A Vila Poty, que ainda mantém esse nome até hoje por causa do cimento, tinha ruas sem calçamento, diferente dos dias de hoje em que temos asfalto. Mas era nelas que todas as noites as crianças, incluindo eu, brincávamos de se esconder, rouba-bandeira, garrafão e tantas outras brincadeiras que nos faziam perder a noção do tempo.
No entanto, bastava um animal ser avistado à distância para que o medo tomasse conta de todos que estavam nas ruas. E quando uma carroça puxada por burros, o que era muito comum, passava pelas proximidades, as ruas ficavam desertas imediatamente.
Minha mãe contava que um certo homem foi visto se esfregando ao meio-dia no mesmo lugar onde uma burra havia feito o mesmo. Dizia-se que quem fazia isso estava destinado a se tornar um bicho nas noites de lua cheia. Até conseguíamos ouvir os urros nessas noites.
Coitado daquele senhor que era apontado como o Homem que Virava Bicho por onde passava.

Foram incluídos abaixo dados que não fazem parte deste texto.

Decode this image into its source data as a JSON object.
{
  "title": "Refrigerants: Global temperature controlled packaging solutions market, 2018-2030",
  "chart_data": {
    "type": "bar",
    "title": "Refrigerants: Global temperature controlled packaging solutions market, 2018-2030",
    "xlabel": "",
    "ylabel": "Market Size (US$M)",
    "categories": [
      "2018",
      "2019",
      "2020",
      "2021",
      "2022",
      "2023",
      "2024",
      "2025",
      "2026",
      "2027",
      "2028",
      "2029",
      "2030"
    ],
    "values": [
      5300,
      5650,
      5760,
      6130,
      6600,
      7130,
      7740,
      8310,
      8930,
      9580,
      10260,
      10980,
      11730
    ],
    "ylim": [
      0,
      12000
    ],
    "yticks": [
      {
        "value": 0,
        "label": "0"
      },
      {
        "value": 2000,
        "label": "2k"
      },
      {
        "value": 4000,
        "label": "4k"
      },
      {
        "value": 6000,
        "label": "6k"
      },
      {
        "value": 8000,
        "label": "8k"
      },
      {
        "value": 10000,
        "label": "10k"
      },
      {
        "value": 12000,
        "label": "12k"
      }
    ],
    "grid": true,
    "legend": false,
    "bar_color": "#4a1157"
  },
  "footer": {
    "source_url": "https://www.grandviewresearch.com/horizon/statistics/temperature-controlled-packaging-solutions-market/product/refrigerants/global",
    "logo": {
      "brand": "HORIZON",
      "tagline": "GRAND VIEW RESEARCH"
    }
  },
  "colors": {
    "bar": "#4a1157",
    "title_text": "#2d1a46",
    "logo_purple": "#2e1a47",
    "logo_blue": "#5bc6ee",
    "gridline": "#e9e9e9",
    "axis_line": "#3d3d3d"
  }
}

Ainda me recordo das crianças gritando para ele com palavras que, hoje, percebo que deviam machucá-lo muito. Às vezes, somente hoje percebo isso, ele passava com a cabeça baixa, conduzindo sua burra pelas ruas da cidade em busca de algum trabalho para ganhar a vida.
Em outras ocasiões, ele era visto com a esposa e os dois filhos. Era a família que se transformava em bicho. No interior, os medos, a imaginação e as ações nem sempre são as melhores com o passar do tempo, mas deixam memórias que viverão para sempre.